Он ушел. Этот факт напоминал о себе ежедневно.

У нее было много важных дел, времени скучать о нем оставалось немного. Были счета для оплаты, чтобы пережить очередную зиму. Она не жаловалась. Как это она сохранила «Тенистый уголок» и ее пансион не отошел в руки «Дримзкейп Корпорейшнл», оставалось для нее просто чудом. В день, когда был назначен аукцион, она была готова расстаться со своими мечтами. Но угроза миновала. Джо ушла с аукциона, полная радости, жалея, что нет рядом Адама, чтобы порадоваться вместе с ней.

Но его рядом не было. И не будет.

В тот день, когда на лодке за ними приплыл Стив с изнывающим от одиночества Купером, Адам сложил мешок и вернулся в Детройт.

Заставив себя сконцентрироваться на работе, Джо взяла брошюру, подготовленную для рекламы «Тенистого уголка». Она работала над текстом с часу дня.

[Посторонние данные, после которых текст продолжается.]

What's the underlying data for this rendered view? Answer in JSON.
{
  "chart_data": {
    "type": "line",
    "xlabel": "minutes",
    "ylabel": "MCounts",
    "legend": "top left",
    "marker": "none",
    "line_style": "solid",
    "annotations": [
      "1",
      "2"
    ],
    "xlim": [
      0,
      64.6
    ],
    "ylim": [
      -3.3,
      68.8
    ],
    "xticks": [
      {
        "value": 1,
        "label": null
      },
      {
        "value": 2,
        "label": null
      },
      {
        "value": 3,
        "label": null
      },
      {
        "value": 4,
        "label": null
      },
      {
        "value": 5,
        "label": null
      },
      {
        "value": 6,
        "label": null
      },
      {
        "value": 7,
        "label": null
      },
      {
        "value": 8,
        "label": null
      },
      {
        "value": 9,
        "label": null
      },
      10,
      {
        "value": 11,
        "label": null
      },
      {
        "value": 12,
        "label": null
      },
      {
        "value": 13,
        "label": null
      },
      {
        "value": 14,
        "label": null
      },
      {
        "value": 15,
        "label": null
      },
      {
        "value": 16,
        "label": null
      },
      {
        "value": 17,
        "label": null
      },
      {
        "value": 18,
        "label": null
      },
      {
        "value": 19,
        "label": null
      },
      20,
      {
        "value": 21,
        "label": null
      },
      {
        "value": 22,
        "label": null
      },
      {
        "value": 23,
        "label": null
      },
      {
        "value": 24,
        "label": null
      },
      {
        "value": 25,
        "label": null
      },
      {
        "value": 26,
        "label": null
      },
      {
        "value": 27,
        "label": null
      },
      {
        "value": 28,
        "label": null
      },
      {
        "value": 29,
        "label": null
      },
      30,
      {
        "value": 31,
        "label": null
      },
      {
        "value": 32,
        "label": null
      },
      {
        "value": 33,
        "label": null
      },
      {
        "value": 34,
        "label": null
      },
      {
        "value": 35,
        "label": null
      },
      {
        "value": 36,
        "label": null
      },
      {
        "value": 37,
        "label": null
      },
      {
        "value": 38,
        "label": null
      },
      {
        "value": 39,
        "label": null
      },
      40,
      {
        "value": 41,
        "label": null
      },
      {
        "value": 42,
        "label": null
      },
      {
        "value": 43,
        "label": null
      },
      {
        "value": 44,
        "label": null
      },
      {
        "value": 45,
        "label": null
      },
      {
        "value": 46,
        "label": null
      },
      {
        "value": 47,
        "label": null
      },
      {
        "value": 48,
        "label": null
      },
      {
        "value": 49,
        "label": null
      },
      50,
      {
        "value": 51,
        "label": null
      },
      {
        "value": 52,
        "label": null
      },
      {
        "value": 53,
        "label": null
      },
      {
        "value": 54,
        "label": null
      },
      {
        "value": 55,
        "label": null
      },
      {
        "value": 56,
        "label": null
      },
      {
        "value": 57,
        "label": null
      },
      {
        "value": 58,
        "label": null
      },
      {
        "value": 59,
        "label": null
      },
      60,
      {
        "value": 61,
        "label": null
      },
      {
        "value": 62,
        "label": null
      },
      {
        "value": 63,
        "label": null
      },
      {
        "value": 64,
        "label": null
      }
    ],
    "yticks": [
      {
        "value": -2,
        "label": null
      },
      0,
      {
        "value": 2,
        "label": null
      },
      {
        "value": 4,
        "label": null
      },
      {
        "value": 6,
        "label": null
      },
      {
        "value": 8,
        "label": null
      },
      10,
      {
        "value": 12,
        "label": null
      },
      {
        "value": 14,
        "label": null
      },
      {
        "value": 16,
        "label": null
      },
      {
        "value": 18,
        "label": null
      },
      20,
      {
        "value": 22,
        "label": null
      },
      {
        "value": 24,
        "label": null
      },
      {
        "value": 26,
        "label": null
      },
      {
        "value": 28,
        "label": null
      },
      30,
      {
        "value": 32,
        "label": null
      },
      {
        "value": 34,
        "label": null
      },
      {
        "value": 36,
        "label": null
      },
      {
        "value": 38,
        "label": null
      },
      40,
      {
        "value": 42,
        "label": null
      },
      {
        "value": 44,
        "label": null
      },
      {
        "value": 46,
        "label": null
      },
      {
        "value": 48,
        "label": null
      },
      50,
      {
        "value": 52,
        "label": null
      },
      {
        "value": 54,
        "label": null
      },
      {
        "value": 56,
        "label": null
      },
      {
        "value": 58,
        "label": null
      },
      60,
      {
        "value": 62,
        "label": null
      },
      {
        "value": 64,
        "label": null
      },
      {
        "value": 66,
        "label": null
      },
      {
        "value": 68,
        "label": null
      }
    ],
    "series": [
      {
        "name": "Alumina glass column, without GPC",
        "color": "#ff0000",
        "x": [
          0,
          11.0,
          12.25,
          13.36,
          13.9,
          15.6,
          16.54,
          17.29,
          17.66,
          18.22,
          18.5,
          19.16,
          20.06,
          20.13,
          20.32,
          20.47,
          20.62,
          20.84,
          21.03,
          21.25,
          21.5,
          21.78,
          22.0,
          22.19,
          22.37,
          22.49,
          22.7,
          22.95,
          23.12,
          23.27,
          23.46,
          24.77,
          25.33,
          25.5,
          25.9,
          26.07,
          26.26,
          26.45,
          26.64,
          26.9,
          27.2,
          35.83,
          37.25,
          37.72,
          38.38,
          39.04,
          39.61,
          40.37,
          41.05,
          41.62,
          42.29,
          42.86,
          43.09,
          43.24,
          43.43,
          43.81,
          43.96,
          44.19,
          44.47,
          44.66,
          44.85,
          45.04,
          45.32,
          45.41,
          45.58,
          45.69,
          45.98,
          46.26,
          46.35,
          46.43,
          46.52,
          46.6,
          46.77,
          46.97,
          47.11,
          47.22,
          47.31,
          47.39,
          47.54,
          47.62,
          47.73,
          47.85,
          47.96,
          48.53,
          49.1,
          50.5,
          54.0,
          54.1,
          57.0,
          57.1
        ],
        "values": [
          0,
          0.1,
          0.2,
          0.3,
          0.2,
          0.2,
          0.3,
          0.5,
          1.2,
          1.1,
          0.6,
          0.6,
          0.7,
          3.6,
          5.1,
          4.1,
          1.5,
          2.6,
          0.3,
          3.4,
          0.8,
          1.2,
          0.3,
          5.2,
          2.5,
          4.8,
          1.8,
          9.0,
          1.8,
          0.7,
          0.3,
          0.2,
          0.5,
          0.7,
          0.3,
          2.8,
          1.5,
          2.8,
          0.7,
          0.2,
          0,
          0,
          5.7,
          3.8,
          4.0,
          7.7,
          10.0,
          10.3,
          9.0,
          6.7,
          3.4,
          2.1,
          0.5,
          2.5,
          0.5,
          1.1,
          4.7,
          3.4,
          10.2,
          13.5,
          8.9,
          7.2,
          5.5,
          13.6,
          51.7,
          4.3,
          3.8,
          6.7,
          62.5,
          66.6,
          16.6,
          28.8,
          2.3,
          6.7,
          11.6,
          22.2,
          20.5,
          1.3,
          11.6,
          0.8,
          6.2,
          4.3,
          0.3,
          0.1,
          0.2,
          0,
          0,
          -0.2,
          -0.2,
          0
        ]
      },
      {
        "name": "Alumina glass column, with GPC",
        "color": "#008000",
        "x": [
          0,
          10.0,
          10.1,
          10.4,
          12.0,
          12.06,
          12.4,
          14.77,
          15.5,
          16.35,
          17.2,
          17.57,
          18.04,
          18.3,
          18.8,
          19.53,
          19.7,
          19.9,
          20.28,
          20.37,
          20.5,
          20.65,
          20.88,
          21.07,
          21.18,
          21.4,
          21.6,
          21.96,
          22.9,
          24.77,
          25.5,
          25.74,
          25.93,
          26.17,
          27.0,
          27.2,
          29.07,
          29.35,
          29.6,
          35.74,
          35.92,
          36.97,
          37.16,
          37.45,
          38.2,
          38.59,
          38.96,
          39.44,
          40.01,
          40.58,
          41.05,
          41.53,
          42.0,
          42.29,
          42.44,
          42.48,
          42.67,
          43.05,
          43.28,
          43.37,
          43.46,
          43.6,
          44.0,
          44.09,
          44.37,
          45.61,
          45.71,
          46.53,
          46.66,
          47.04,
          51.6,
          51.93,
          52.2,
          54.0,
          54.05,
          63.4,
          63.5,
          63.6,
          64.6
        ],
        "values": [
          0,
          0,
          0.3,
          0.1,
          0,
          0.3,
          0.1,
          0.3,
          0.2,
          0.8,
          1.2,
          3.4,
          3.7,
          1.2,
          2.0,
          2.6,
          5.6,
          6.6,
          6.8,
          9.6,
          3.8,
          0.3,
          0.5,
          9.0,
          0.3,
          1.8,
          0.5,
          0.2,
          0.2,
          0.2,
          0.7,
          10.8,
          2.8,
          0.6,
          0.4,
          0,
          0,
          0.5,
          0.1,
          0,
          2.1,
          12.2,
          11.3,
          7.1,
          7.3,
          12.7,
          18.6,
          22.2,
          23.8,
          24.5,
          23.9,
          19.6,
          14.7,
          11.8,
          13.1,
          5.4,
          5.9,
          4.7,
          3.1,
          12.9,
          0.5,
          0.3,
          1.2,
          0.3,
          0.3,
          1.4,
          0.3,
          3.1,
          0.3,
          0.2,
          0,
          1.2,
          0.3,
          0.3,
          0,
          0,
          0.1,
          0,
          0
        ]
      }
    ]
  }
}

После Рождества брошюра будет отпечатана.

Рождество. Джо грустно смотрела на маленькое дерево, которое она поставила в углу комнаты. Рождество наступит через неделю. Запретив себе думать о том, что еще один праздник она будет встречать в одиночестве, Джо вернулась к тексту.

Брошюра получилась хорошей, она помассировала занемевшую шею и выключила лампу. Скоро стемнеет.

Медленно поднявшись из-за стола, Джо включила гирлянду, затем подошла к замороженному окну и посмотрела на озеро. Мать Природа довела до совершенства зиму в северной Миннесоте. Озеро Кабетогама покрылось льдом толщиной два фута. Еще двенадцать дюймов снега плотной пеленой покрывали лед. И только следы вездеходов разрисовывали белоснежные берега озера. Красота была захватывающей и изолирующей. Девушка закрыла глаза и прижалась лбом к стеклу. Она подумала о весне. Когда наступит май, озеро зарыдает и застонет — лед начнет ломаться и разбиваться на куски. Стенающие звуки наполнят весь северный край — плач об уходе зимы, как она плакала об уходе своего возлюбленного.

Адам не вернется — но как же без него тоскливо! Как никогда прежде, она поняла отцовскую боль.

Она понимала и желание Адама побыстрее уехать. Разрыв был окончательным. Боль от него ощущалась и поныне.

В дверь заколотили, Купер с предупреждающим рычанием вскочил и бросился к двери. Джо отвлеклась от своих мыслей. Смахнув слезу, она успокоила собаку и подошла к двери, думая, кто это может прийти к ней в такой поздний час, в такой холод.

— Стив!

— Чертовски холодно! — объявил он, но ворвавшийся следом пронзительный ветер делал ненужными его слова. Он, наконец, сумел захлопнуть дверь. Отряхнув снег с сапог, он стянул перчатки, затем отбросил капюшон, отороченный мехом, и расстегнул парку. Щеки его раскраснелись от мороза, черные волосы были перепутаны, он отряхнул снег с одежды.

— Не найдется ли у тебя чашки горячего кофе для продрогшего и умирающего от жажды человека? — спросил он дрожа. Стив провел окоченевшими пальцами по волосам и направился к очагу.

— Что ты делаешь здесь в такую погоду? — спросила Джо. — По радио только что объявили о понижении температуры и усилении ветра.

Он подышал на пальцы, согревая их, затем почесал у Купера за ухом.

— Приятно видеть тебя. — Улыбка его была приветливой и сладкой.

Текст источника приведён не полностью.